Now after his adventure, did Gulliver gain a new identity or lose his identity altogether. It depends on what angle it is observed. On the one hand, when his family showed his traits that even the Houyhnhnms would value, he disregarded those traits just because they were seen as Yahoos. So in a way, the answer is yes, he did lose it in some way. But on the other hand, according to William Pencak on his critical essay “Swift Justice: Gulliver’s Travels as a Critique of Legal Institutions,” one can say that Gulliver gained a new identity as a critique of English legal injustices by “writing the book for the Public Good, yet the man who would have his countrymen imitate these exemplars can stand neither the sight nor the stench of his loving family, can barely tolerate the civilized sea-captain who rescues him, and prefers a solitary life with horses to avoid the Yahoos of England” ( Pencak, “Swift Justice”)

Another feature that Robinson Crusoe and Lemuel Gulliver have in common is that they both have an aspect in relationships. In short, Robinson Crusoe developed a many camaraderie, including the companionship of a young slave boy named Xury, the friendship with the captain, and the master-servant/friendship with a former savage, Friday. Now did those relationships add to his identity? One can say that these relationships help enhance it. He was also a friend, a master and comrade.

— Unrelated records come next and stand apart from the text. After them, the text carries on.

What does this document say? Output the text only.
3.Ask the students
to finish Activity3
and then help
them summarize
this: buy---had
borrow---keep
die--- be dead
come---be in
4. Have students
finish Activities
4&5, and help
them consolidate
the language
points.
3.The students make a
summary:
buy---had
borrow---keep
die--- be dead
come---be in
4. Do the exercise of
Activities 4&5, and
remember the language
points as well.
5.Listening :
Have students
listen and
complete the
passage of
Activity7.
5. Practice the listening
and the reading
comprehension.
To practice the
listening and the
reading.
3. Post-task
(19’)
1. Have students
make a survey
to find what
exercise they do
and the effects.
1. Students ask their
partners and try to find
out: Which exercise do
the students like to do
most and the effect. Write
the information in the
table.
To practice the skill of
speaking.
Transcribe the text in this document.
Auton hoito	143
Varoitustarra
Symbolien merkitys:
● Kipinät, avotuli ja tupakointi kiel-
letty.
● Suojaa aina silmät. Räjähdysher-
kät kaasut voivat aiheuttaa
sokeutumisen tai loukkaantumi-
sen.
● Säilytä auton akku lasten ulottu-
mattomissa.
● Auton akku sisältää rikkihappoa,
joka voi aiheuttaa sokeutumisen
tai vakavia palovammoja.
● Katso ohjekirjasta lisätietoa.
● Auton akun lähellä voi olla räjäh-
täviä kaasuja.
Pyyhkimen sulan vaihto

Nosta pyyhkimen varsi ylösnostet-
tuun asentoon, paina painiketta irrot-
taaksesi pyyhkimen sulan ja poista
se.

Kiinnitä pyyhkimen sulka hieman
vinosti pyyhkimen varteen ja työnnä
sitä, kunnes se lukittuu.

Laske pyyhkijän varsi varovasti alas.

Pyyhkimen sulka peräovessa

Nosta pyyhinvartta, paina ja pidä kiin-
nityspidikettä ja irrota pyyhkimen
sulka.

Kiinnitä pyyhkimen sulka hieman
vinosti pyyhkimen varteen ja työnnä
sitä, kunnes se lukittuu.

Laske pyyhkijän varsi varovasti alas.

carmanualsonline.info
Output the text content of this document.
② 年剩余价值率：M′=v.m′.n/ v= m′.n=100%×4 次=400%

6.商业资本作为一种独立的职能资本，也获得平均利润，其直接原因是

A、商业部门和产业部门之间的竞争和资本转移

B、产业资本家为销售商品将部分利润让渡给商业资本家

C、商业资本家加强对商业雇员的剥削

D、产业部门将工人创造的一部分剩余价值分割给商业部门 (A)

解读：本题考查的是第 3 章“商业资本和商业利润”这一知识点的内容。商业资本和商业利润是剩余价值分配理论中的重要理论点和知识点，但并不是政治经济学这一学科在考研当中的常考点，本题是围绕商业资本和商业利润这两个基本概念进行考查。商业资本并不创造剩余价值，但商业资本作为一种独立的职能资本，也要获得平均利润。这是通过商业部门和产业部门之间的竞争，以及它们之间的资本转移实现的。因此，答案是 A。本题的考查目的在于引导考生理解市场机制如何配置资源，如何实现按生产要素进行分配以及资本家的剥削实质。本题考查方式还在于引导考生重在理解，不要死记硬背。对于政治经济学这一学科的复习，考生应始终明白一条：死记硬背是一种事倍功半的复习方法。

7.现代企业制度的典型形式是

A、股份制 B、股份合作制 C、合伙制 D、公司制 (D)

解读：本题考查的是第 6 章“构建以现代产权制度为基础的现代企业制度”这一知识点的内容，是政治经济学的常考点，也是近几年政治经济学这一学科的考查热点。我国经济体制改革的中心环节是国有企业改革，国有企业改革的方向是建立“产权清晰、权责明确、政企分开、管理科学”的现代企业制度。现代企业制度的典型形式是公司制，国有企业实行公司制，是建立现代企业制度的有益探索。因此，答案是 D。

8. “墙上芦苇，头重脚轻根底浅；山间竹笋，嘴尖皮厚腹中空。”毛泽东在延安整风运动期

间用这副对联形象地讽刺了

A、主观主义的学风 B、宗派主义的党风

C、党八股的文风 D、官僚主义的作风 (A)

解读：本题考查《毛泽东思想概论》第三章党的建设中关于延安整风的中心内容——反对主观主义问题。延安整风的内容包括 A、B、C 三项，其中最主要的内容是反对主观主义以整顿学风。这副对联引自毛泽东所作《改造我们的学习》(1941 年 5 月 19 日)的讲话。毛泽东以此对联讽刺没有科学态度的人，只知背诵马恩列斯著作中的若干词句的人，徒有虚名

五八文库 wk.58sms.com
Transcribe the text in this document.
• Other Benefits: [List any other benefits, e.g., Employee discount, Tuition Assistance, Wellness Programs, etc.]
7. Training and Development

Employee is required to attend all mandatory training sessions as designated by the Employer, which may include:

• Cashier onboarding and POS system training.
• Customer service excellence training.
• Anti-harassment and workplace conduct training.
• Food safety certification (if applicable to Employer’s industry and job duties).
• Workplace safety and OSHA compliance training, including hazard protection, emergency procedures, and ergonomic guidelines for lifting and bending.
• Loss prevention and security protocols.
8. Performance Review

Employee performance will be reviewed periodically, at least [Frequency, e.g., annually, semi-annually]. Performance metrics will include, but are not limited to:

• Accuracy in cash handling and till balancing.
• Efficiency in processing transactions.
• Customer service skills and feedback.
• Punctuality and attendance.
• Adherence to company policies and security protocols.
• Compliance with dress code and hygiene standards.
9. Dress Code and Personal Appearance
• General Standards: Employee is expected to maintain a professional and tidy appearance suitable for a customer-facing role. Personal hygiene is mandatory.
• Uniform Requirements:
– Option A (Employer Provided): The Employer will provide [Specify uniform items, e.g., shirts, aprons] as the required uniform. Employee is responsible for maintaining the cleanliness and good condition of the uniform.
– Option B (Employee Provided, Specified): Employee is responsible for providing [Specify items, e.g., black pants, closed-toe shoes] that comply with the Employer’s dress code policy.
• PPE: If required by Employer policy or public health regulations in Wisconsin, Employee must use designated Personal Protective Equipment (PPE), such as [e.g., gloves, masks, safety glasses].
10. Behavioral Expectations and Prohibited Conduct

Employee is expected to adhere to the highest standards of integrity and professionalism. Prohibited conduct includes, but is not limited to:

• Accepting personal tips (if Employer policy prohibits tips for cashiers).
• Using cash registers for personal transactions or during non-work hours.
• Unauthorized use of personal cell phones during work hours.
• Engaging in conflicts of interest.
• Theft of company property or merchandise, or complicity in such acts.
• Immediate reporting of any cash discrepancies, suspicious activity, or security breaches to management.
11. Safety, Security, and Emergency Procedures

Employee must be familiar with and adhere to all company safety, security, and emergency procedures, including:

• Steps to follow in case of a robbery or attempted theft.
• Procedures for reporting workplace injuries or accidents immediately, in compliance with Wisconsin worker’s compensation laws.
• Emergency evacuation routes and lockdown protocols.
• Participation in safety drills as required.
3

Similar to Robinson Crusoe, Lemuel Gulliver also developed relationships and in his case, took a step back in some relationships. For example, while stranded on an island, he developed a loving family-like relationship with the Hyouhnhnms, but also at a cost. While his relationship with horses grew, his relationship with human, even his family, started to deteriorate. But what does it say about his identity? On the outside, not much. But in the mind of Gulliver, his identity is that of a horse all the while rejecting his identity as a human being.

Identities can be anything. Big or small. Significant or insignificant. But reading Robinson Crusoe and Gulliver’s Travels, there is no such thing as just one identity. These two readings prove that there is one being with many facets to his identity. Either through enhancement or rejection, there is no denying that everyone, even literary characters, possess an identity.